К исходу шестого дня Арлен прониклась к Гарретту двумя чувствами: бесконечной благодарностью за её спасение и бесконечным непониманием, как это он читает по складам да не знает, из скольки строк состоит стихотворная форма «сонет». Конечно, он был деревенским парнем, который уже несколько лет, судя по рассказам, торчал то здесь, то там, да и оказался плутом и мелким криминальным элементом, но… Но сердце у милорда, как его продолжала называть Арлен, было добрым, да и убийцей он не был. Украсть, раздать (и в дороге она стала свидетелем!), прокутить с людьми в деревне – это да, а вот убить и присвоить – это нет. Странный он, этот Хэйс. Но Арлен привязывалась к молодому человеку с чувством юмора и с луком наперевес всё больше и больше, а как прошла почти неделя – так и вовсе сочла его своим другом, товарищем и братом по несчастью, усиленно не признаваясь себе в том, что, кажется, она, как кошка по весне… Арлен потрясла головой, прогоняя странные мысли, и подпрыгнула от радости – на горизонте показалась деревня! Через час боевой дуэт «Мужчина и сюрприз» должны были быть аккурат в ней. А незадолго до пересечения границы поселения Арлен радостно воскликнула:
– Милорд, смотри-ка, у нас прямо по курсу есть отличная возможность поесть и вымыться! Не знаю, как ты, милорд Хэйс, а я жутко голодн…ый, и мечтаю о кадке с горячей водой! А ну-ка, кто быстрее до мильного столба на границе!...
И Арлен припустила так, что только из-под пяток искры сияли. От радости и перспективы вымыться у неё удвоилось количество счастья в организме: за ту неделю, которую она провела под крылом своего защитника и друга Гарретта, не всегда удавалось кинуться в ручей или вымыть волосы. Гарретт упорно называл её парнем, и Арлен совсем не хотелось, чтобы тайну раскрыли, а её отправили домой. Поэтому всю неделю она готовила еду, не подпуская милорда к котелку, а потом ещё и на «ты» переключилась. Милорд Хэйс и ты стало обычным обращением.

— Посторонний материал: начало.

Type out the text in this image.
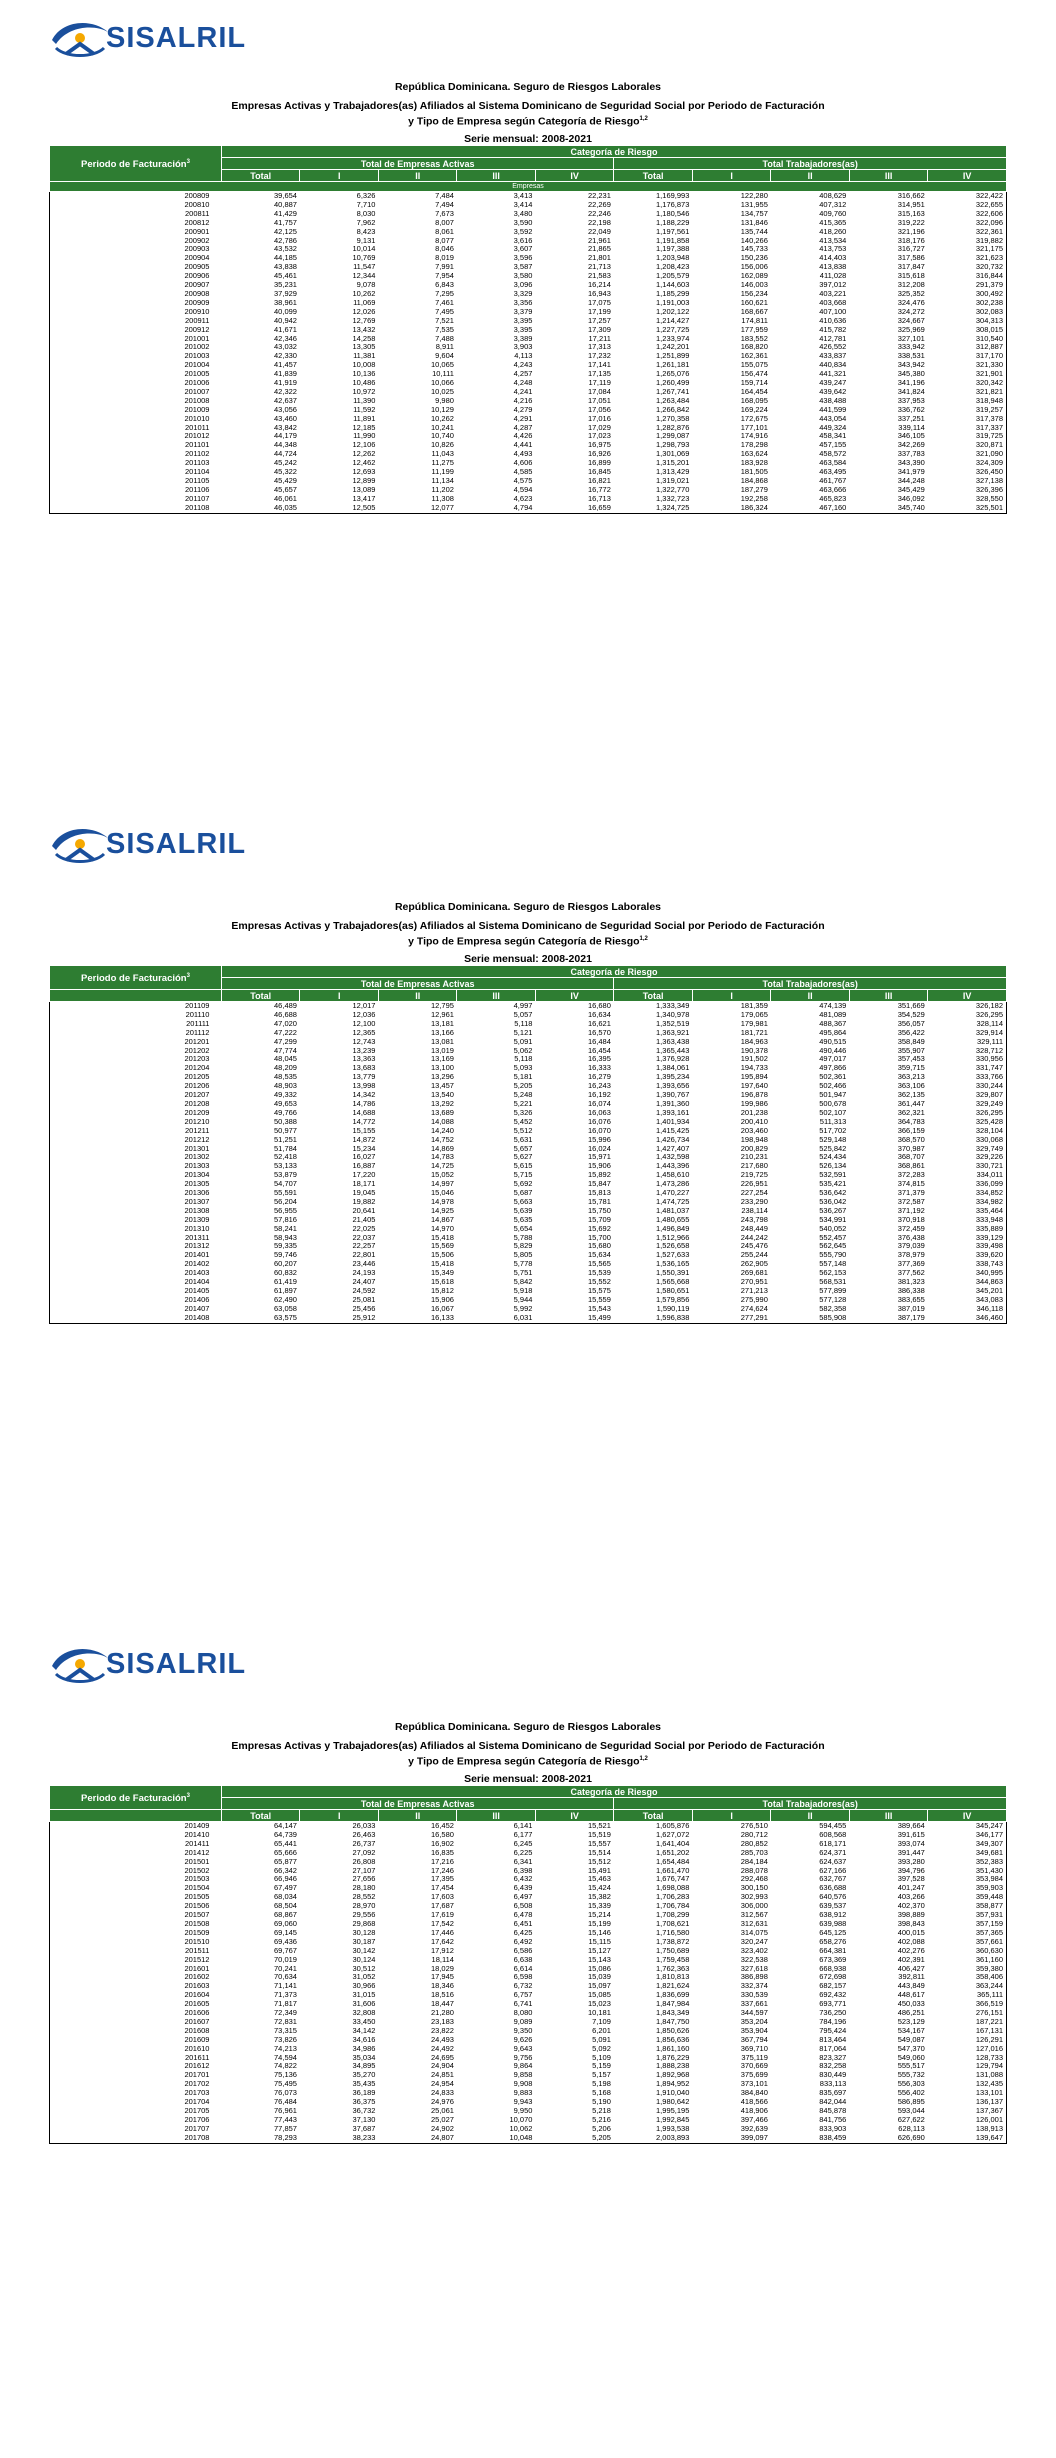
SISALRIL

República Dominicana. Seguro de Riesgos Laborales

Empresas Activas y Trabajadores(as) Afiliados al Sistema Dominicano de Seguridad Social por Periodo de Facturación

y Tipo de Empresa según Categoría de Riesgo$^{1,2}$

Serie mensual: 2008-2021

Periodo de Facturación$^3$	Categoría de Riesgo									
	Total de Empresas Activas					Total Trabajadores(as)				
	Total	I	II	III	IV	Total	I	II	III	IV
Empresas										
200809	39,654	6,326	7,484	3,413	22,231	1,169,993	122,280	408,629	316,662	322,422
200810	40,887	7,710	7,494	3,414	22,269	1,176,873	131,955	407,312	314,951	322,655
200811	41,429	8,030	7,673	3,480	22,246	1,180,546	134,757	409,760	315,163	322,606
200812	41,757	7,962	8,007	3,590	22,198	1,188,229	131,846	415,365	319,222	322,096
200901	42,125	8,423	8,061	3,592	22,049	1,197,561	135,744	418,260	321,196	322,361
200902	42,786	9,131	8,077	3,616	21,961	1,191,858	140,266	413,534	318,176	319,882
200903	43,532	10,014	8,046	3,607	21,865	1,197,388	145,733	413,753	316,727	321,175
200904	44,185	10,769	8,019	3,596	21,801	1,203,948	150,236	414,403	317,586	321,623
200905	43,838	11,547	7,991	3,587	21,713	1,208,423	156,006	413,838	317,847	320,732
200906	45,461	12,344	7,954	3,580	21,583	1,205,579	162,089	411,028	315,618	316,844
200907	35,231	9,078	6,843	3,096	16,214	1,144,603	146,003	397,012	312,208	291,379
200908	37,929	10,262	7,295	3,329	16,943	1,185,299	156,234	403,221	325,352	300,492
200909	38,961	11,069	7,461	3,356	17,075	1,191,003	160,621	403,668	324,476	302,238
200910	40,099	12,026	7,495	3,379	17,199	1,202,122	168,667	407,100	324,272	302,083
200911	40,942	12,769	7,521	3,395	17,257	1,214,427	174,811	410,636	324,667	304,313
200912	41,671	13,432	7,535	3,395	17,309	1,227,725	177,959	415,782	325,969	308,015
201001	42,346	14,258	7,488	3,389	17,211	1,233,974	183,552	412,781	327,101	310,540
201002	43,032	13,305	8,911	3,903	17,313	1,242,201	168,820	426,552	333,942	312,887
201003	42,330	11,381	9,604	4,113	17,232	1,251,899	162,361	433,837	338,531	317,170
201004	41,457	10,008	10,065	4,243	17,141	1,261,181	155,075	440,834	343,942	321,330
201005	41,839	10,136	10,111	4,257	17,135	1,265,076	156,474	441,321	345,380	321,901
201006	41,919	10,486	10,066	4,248	17,119	1,260,499	159,714	439,247	341,196	320,342
201007	42,322	10,972	10,025	4,241	17,084	1,267,741	164,454	439,642	341,824	321,821
201008	42,637	11,390	9,980	4,216	17,051	1,263,484	168,095	438,488	337,953	318,948
201009	43,056	11,592	10,129	4,279	17,056	1,266,842	169,224	441,599	336,762	319,257
201010	43,460	11,891	10,262	4,291	17,016	1,270,358	172,675	443,054	337,251	317,378
201011	43,842	12,185	10,241	4,287	17,029	1,282,876	177,101	449,324	339,114	317,337
201012	44,179	11,990	10,740	4,426	17,023	1,299,087	174,916	458,341	346,105	319,725
201101	44,348	12,106	10,826	4,441	16,975	1,298,793	178,298	457,155	342,269	320,871
201102	44,724	12,262	11,043	4,493	16,926	1,301,069	163,624	458,572	337,783	321,090
201103	45,242	12,462	11,275	4,606	16,899	1,315,201	183,928	463,584	343,390	324,309
201104	45,322	12,693	11,199	4,585	16,845	1,313,429	181,505	463,495	341,979	326,450
201105	45,429	12,899	11,134	4,575	16,821	1,319,021	184,868	461,767	344,248	327,138
201106	45,657	13,089	11,202	4,594	16,772	1,322,770	187,279	463,666	345,429	326,396
201107	46,061	13,417	11,308	4,623	16,713	1,332,723	192,258	465,823	346,092	328,550
201108	46,035	12,505	12,077	4,794	16,659	1,324,725	186,324	467,160	345,740	325,501
SISALRIL

República Dominicana. Seguro de Riesgos Laborales

Empresas Activas y Trabajadores(as) Afiliados al Sistema Dominicano de Seguridad Social por Periodo de Facturación

y Tipo de Empresa según Categoría de Riesgo$^{1,2}$

Serie mensual: 2008-2021

Periodo de Facturación$^3$	Categoría de Riesgo									
	Total de Empresas Activas					Total Trabajadores(as)				
	Total	I	II	III	IV	Total	I	II	III	IV
201109	46,489	12,017	12,795	4,997	16,680	1,333,349	181,359	474,139	351,669	326,182
201110	46,688	12,036	12,961	5,057	16,634	1,340,978	179,065	481,089	354,529	326,295
201111	47,020	12,100	13,181	5,118	16,621	1,352,519	179,981	488,367	356,057	328,114
201112	47,222	12,365	13,166	5,121	16,570	1,363,921	181,721	495,864	356,422	329,914
201201	47,299	12,743	13,081	5,091	16,484	1,363,438	184,963	490,515	358,849	329,111
201202	47,774	13,239	13,019	5,062	16,454	1,365,443	190,378	490,446	355,907	328,712
201203	48,045	13,363	13,169	5,118	16,395	1,376,928	191,502	497,017	357,453	330,956
201204	48,209	13,683	13,100	5,093	16,333	1,384,061	194,733	497,866	359,715	331,747
201205	48,535	13,779	13,296	5,181	16,279	1,395,234	195,894	502,361	363,213	333,766
201206	48,903	13,998	13,457	5,205	16,243	1,393,656	197,640	502,466	363,106	330,244
201207	49,332	14,342	13,540	5,248	16,192	1,390,767	196,878	501,947	362,135	329,807
201208	49,653	14,786	13,292	5,221	16,074	1,391,360	199,986	500,678	361,447	329,249
201209	49,766	14,688	13,689	5,326	16,063	1,393,161	201,238	502,107	362,321	326,295
201210	50,388	14,772	14,088	5,452	16,076	1,401,934	200,410	511,313	364,783	325,428
201211	50,977	15,155	14,240	5,512	16,070	1,415,425	203,460	517,702	366,159	328,104
201212	51,251	14,872	14,752	5,631	15,996	1,426,734	198,948	529,148	368,570	330,068
201301	51,784	15,234	14,869	5,657	16,024	1,427,407	200,829	525,842	370,987	329,749
201302	52,418	16,027	14,783	5,627	15,971	1,432,598	210,231	524,434	368,707	329,226
201303	53,133	16,887	14,725	5,615	15,906	1,443,396	217,680	526,134	368,861	330,721
201304	53,879	17,220	15,052	5,715	15,892	1,458,610	219,725	532,591	372,283	334,011
201305	54,707	18,171	14,997	5,692	15,847	1,473,286	226,951	535,421	374,815	336,099
201306	55,591	19,045	15,046	5,687	15,813	1,470,227	227,254	536,642	371,379	334,852
201307	56,204	19,882	14,978	5,663	15,781	1,474,725	233,290	536,042	372,587	334,982
201308	56,955	20,641	14,925	5,639	15,750	1,481,037	238,114	536,267	371,192	335,464
201309	57,816	21,405	14,867	5,635	15,709	1,480,655	243,798	534,991	370,918	333,948
201310	58,241	22,025	14,970	5,654	15,692	1,496,849	248,449	540,052	372,459	335,889
201311	58,943	22,037	15,418	5,788	15,700	1,512,966	244,242	552,457	376,438	339,129
201312	59,335	22,257	15,569	5,829	15,680	1,526,658	245,476	562,645	379,039	339,498
201401	59,746	22,801	15,506	5,805	15,634	1,527,633	255,244	555,790	378,979	339,620
201402	60,207	23,446	15,418	5,778	15,565	1,536,165	262,905	557,148	377,369	338,743
201403	60,832	24,193	15,349	5,751	15,539	1,550,391	269,681	562,153	377,562	340,995
201404	61,419	24,407	15,618	5,842	15,552	1,565,668	270,951	568,531	381,323	344,863
201405	61,897	24,592	15,812	5,918	15,575	1,580,651	271,213	577,899	386,338	345,201
201406	62,490	25,081	15,906	5,944	15,559	1,579,856	275,990	577,128	383,655	343,083
201407	63,058	25,456	16,067	5,992	15,543	1,590,119	274,624	582,358	387,019	346,118
201408	63,575	25,912	16,133	6,031	15,499	1,596,838	277,291	585,908	387,179	346,460
SISALRIL

República Dominicana. Seguro de Riesgos Laborales

Empresas Activas y Trabajadores(as) Afiliados al Sistema Dominicano de Seguridad Social por Periodo de Facturación

y Tipo de Empresa según Categoría de Riesgo$^{1,2}$

Serie mensual: 2008-2021

Periodo de Facturación$^3$	Categoría de Riesgo									
	Total de Empresas Activas					Total Trabajadores(as)				
	Total	I	II	III	IV	Total	I	II	III	IV
201409	64,147	26,033	16,452	6,141	15,521	1,605,876	276,510	594,455	389,664	345,247
201410	64,739	26,463	16,580	6,177	15,519	1,627,072	280,712	608,568	391,615	346,177
201411	65,441	26,737	16,902	6,245	15,557	1,641,404	280,852	618,171	393,074	349,307
201412	65,666	27,092	16,835	6,225	15,514	1,651,202	285,703	624,371	391,447	349,681
201501	65,877	26,808	17,216	6,341	15,512	1,654,484	284,184	624,637	393,280	352,383
201502	66,342	27,107	17,246	6,398	15,491	1,661,470	288,078	627,166	394,796	351,430
201503	66,946	27,656	17,395	6,432	15,463	1,676,747	292,468	632,767	397,528	353,984
201504	67,497	28,180	17,454	6,439	15,424	1,698,088	300,150	636,688	401,247	359,903
201505	68,034	28,552	17,603	6,497	15,382	1,706,283	302,993	640,576	403,266	359,448
201506	68,504	28,970	17,687	6,508	15,339	1,706,784	306,000	639,537	402,370	358,877
201507	68,867	29,556	17,619	6,478	15,214	1,708,299	312,567	638,912	398,889	357,931
201508	69,060	29,868	17,542	6,451	15,199	1,708,621	312,631	639,988	398,843	357,159
201509	69,145	30,128	17,446	6,425	15,146	1,716,580	314,075	645,125	400,015	357,365
201510	69,436	30,187	17,642	6,492	15,115	1,738,872	320,247	658,276	402,088	357,661
201511	69,767	30,142	17,912	6,586	15,127	1,750,689	323,402	664,381	402,276	360,630
201512	70,019	30,124	18,114	6,638	15,143	1,759,458	322,538	673,369	402,391	361,160
201601	70,241	30,512	18,029	6,614	15,086	1,762,363	327,618	668,938	406,427	359,380
201602	70,634	31,052	17,945	6,598	15,039	1,810,813	386,898	672,698	392,811	358,406
201603	71,141	30,966	18,346	6,732	15,097	1,821,624	332,374	682,157	443,849	363,244
201604	71,373	31,015	18,516	6,757	15,085	1,836,699	330,539	692,432	448,617	365,111
201605	71,817	31,606	18,447	6,741	15,023	1,847,984	337,661	693,771	450,033	366,519
201606	72,349	32,808	21,280	8,080	10,181	1,843,349	344,597	736,250	486,251	276,151
201607	72,831	33,450	23,183	9,089	7,109	1,847,750	353,204	784,196	523,129	187,221
201608	73,315	34,142	23,822	9,350	6,201	1,850,626	353,904	795,424	534,167	167,131
201609	73,826	34,616	24,493	9,626	5,091	1,856,636	367,794	813,464	549,087	126,291
201610	74,213	34,986	24,492	9,643	5,092	1,861,160	369,710	817,064	547,370	127,016
201611	74,594	35,034	24,695	9,756	5,109	1,876,229	375,119	823,327	549,060	128,733
201612	74,822	34,895	24,904	9,864	5,159	1,888,238	370,669	832,258	555,517	129,794
201701	75,136	35,270	24,851	9,858	5,157	1,892,968	375,699	830,449	555,732	131,088
201702	75,495	35,435	24,954	9,908	5,198	1,894,952	373,101	833,113	556,303	132,435
201703	76,073	36,189	24,833	9,883	5,168	1,910,040	384,840	835,697	556,402	133,101
201704	76,484	36,375	24,976	9,943	5,190	1,980,642	418,566	842,044	586,895	136,137
201705	76,961	36,732	25,061	9,950	5,218	1,995,195	418,906	845,878	593,044	137,367
201706	77,443	37,130	25,027	10,070	5,216	1,992,845	397,466	841,756	627,622	126,001
201707	77,857	37,687	24,902	10,062	5,206	1,993,538	392,639	833,903	628,113	138,913
201708	78,293	38,233	24,807	10,048	5,205	2,003,893	399,097	838,459	626,690	139,647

Им дали стол в общем зале в стороне от люда, и Арлен придирчиво осмотрела публику вокруг – разношёрстную, разномастную, весёлую и грустную, болтливую и молчаливую.
– Похлёбка, хлеб, кружка эля и вода! – шмякнула перед ними посуду с нехитрой снедью большегрудая девица с хмурой и некрасивой мордой лица. Арлен была объективна: себя она красивой не считала, где уж там, а тут – ещё хуже, и даже с грудью… Отсчитав медяки и отпустив барышню, молодые путешественники кинулись в еду, как вдруг…
Глашатаев-стражников было двое, и Арлен узнала герб своего городка на вымпеле у одного из них. Из баронства она вышла ещё в первые сутки своего побега, но, видимо, дядюшка-барон был настроен решительнее, чем она думала. Возможно, старый хрыч, который должен был быть гордым женихом, отказался давать денег просто так, или забрал их, или ещё в какую нехорошую позу встал, и барон Уоттон-таки отправил погоню по городам и весям. Условия мужики озвучили достаточно понятно: украли девочку, леди, из их городка. Озвучивать названия почему-то не стали, просто описав её – красивые длинные светлые волосы, высокие скулы, голубые глаза, зовут... Не слышно как, гогот местных заглушил произнесённое имя. Нашедшему дадут целых десять (!!!) золотых монет.
А потом эти два горе-стражника, когда их высмеяли местные в ответ на предложение поискать девчонку за десять монет и словесное спасибо, плюхнулись за стол от того места, где похлёбку уничтожали мальчик Арли, женское альтер-эго которого только что объявили в розыск, и разбойник Гарретт, который, судя по ориентировке стражников-глашатаев, отлично подходил под амплуа похитителя.
– Только нам нужно всё равно её первыми найти, Эдди. Барон племянницу хочет видеть живой или мёртвой, скорбеть будет на сорок монет, - донеслось до ушей Арлен. Девчонка побелела, судорожно сглотнув и ткнув глаза в миску. А потом раздался гогот парочки, собиравшейся обыскивать таверну после сытного обеда – может, повезёт. Ну, или разбойника какого схватят, у них есть приметы тех, кто нужен им или в обмен.